As I was about to get in my car, I turned back to look at the view just in time to see a mule deer and her spotted fawn crossing the street and ducking into a ruined building near the park, where a few fragments of wall stand around weeds and a table full of objects that may have survived a fire. The doe and fawn ambled through the underbrush, taking occasional glances over their shoulders to observe me while I observed them.
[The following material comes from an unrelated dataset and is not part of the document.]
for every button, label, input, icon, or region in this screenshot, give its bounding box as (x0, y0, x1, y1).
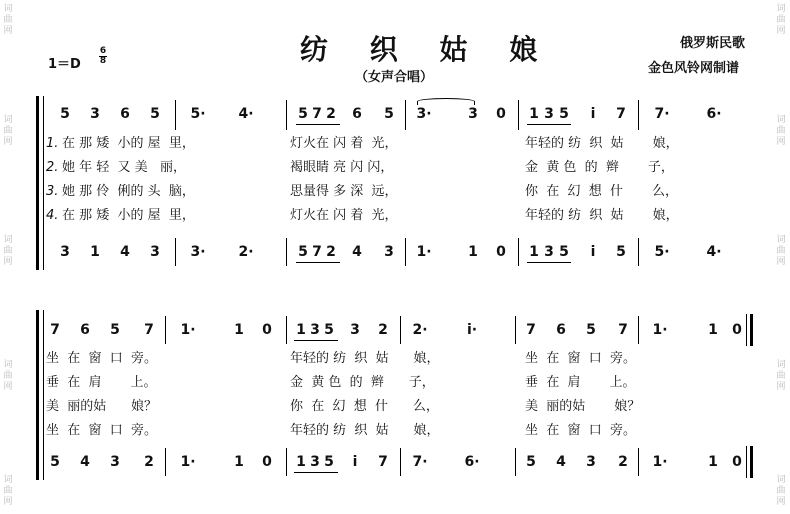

I read the historic marker commemorating the colorful life of Sadie Orchard, then the rain grew heavier, and I started driving home. When I was about half-way there, the sunset appeared, not in the west at first but in the north, a glowing pink aura with a flame-like sword of rainbow in it.  Then a double rainbow arched across the gray sky, so the road east seemed to drive under it, and the root of the rainbow in the south grew as vibrant and intense as the end in the north. I pulled over to get out and admire it. It’s not safe to drive under the influence of too much beauty. In the west, the rainstorm had broken up enough to let in orange light that coated the bottoms of the clouds. On the horizon, streaks of rain caught the color against a blue backdrop, while brushstrokes of gray floated across the orange overhead.

In the middle of empty land, nothing but sky and earth and colors. I actually went to Hillsboro on the right night.